Premium Cigar Association Expresses Concern for FDA Proposed Rule on Tobacco Product Establishment Registration and Product Listing

The Premium Cigar Association (PCA) acknowledges the release of the U.S. Food and Drug Administration’s (FDA) proposed rule titled Establishment Registration and Product Listing for Tobacco Products and will provide comment on behalf of its membership before the September 14, 2026, deadline.

As a result of the premium cigar industry’s successful litigation against the FDA’s Deeming Rule, this proposed regulation will not apply to establishments that manufacture only “premium cigars,” as defined by the court. The PCA and allied organizations fought and won on behalf of premium cigars, retailers, manufacturers, and consumers. That victory matters, and this new proposed regulation would hit every single premium cigar manufacturer if not for that important litigation, which provided clarity: that premium cigars are a distinct product category and should not be swept into regulatory schemes that were never designed for them.

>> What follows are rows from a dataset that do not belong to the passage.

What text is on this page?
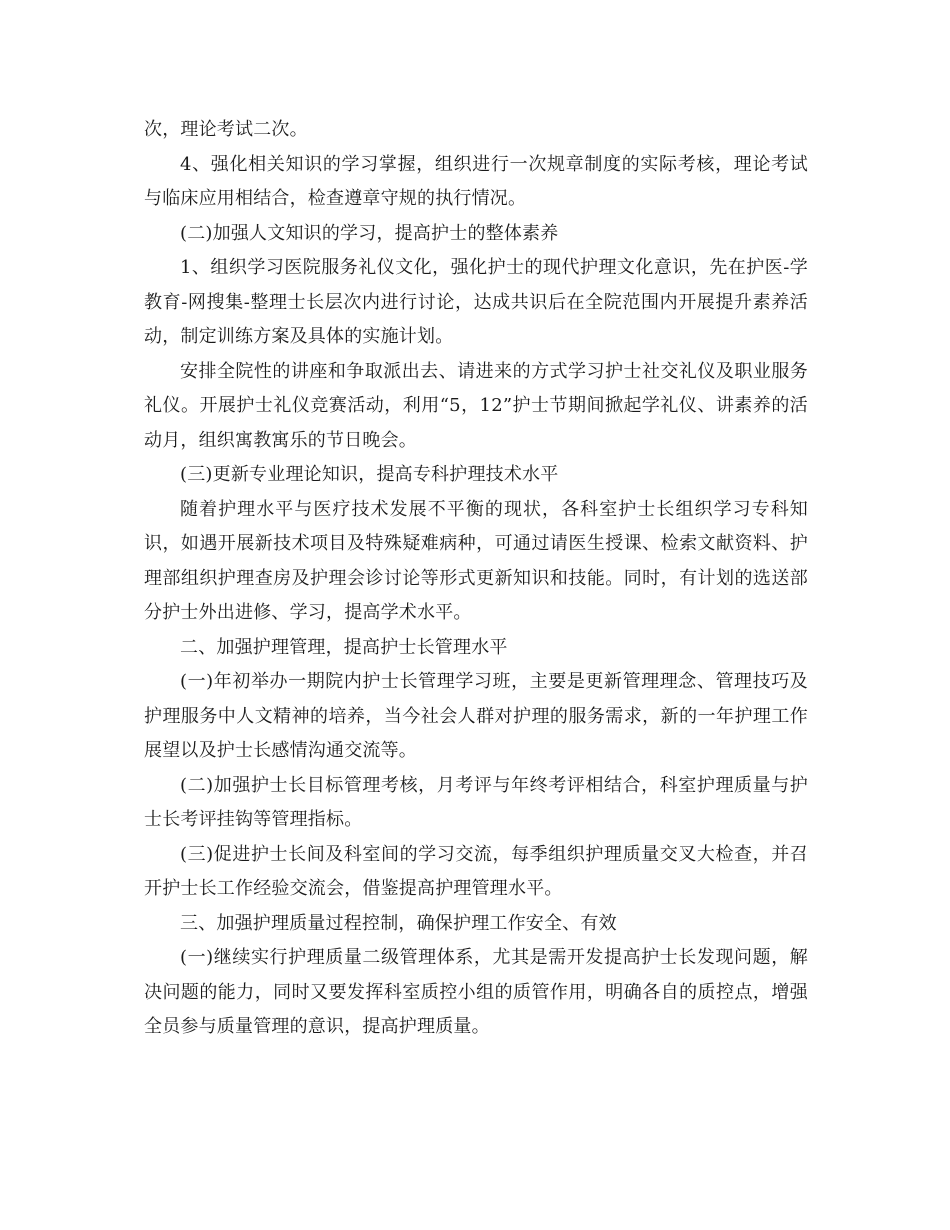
次，理论考试二次。

4、强化相关知识的学习掌握，组织进行一次规章制度的实际考核，理论考试与临床应用相结合，检查遵章守规的执行情况。

(二)加强人文知识的学习，提高护士的整体素养

1、组织学习医院服务礼仪文化，强化护士的现代护理文化意识，先在护医-学教育-网搜集-整理士长层次内进行讨论，达成共识后在全院范围内开展提升素养活动，制定训练方案及具体的实施计划。

安排全院性的讲座和争取派出去、请进来的方式学习护士社交礼仪及职业服务礼仪。开展护士礼仪竞赛活动，利用“5，12”护士节期间掀起学礼仪、讲素养的活动月，组织寓教寓乐的节日晚会。

(三)更新专业理论知识，提高专科护理技术水平

随着护理水平与医疗技术发展不平衡的现状，各科室护士长组织学习专科知识，如遇开展新技术项目及特殊疑难病种，可通过请医生授课、检索文献资料、护理部组织护理查房及护理会诊讨论等形式更新知识和技能。同时，有计划的选送部分护士外出进修、学习，提高学术水平。

二、加强护理管理，提高护士长管理水平

(一)年初举办一期院内护士长管理学习班，主要是更新管理理念、管理技巧及护理服务中人文精神的培养，当今社会人群对护理的服务需求，新的一年护理工作展望以及护士长感情沟通交流等。

(二)加强护士长目标管理考核，月考评与年终考评相结合，科室护理质量与护士长考评挂钩等管理指标。

(三)促进护士长间及科室间的学习交流，每季组织护理质量交叉大检查，并召开护士长工作经验交流会，借鉴提高护理管理水平。

三、加强护理质量过程控制，确保护理工作安全、有效

(一)继续实行护理质量二级管理体系，尤其是需开发提高护士长发现问题，解决问题的能力，同时又要发挥科室质控小组的质管作用，明确各自的质控点，增强全员参与质量管理的意识，提高护理质量。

While premium cigar manufacturers are protected by the court’s ruling, many products sold by the PCA’s 3,500 retail members may still be adversely impacted by this proposed regulation. Foreign pipe tobacco, pipe manufacturers, and cigar manufacturers of products not meeting the 8-part “premium cigar” definition would be subject to new registration, listing, recordkeeping, and foreign factory inspection requirements if the rule is finalized. These businesses must also be protected from costly and unnecessary regulatory burdens. Furthermore, mixed-use factories that produce both premium and non-premium cigars would be subject to this new regulation. This shifts the regulatory target from product type to producer.

In 2023, the PCA objected to the proposed rule on Requirements for Tobacco Products Manufacturing Practices. The Establishment Registration and Product Listing for Tobacco Products proposed rule contains provisions that, like the 2023 proposed rule, would have burdensome impacts on small businesses, and the PCA has similar concerns with this rule.

“Our stance on this proposed rule is consistent with all of our previous filings that pushed back against overregulation of the makers and sellers of premium tobacco products. Registration and inspection are usually the opening salvo of more regulations to come. When Big Tobacco and Anti-Tobacco Groups alike are celebrating an FDA proposed rule, you know there is a big problem for the overall marketplace,” says Joshua Habursky, Chief Executive Officer, Premium Cigar Association.

The PCA will oppose any regulation (or provisions thereof) that increases costs on the products our members sell, especially when those costs are passed directly to retailers and their consumer customers. The vast majority of PCA member stores sell products that would be affected by this proposal. Higher compliance costs for manufacturers do not stay with manufacturers. They move through the supply chain, raise prices at retail, reduce consumer choice, and make it harder for small businesses to compete.

PCA intends to fight against every unnecessary regulation affecting products sold by our membership and will weigh in on this regulation expressing our concern with specific provisions.ons.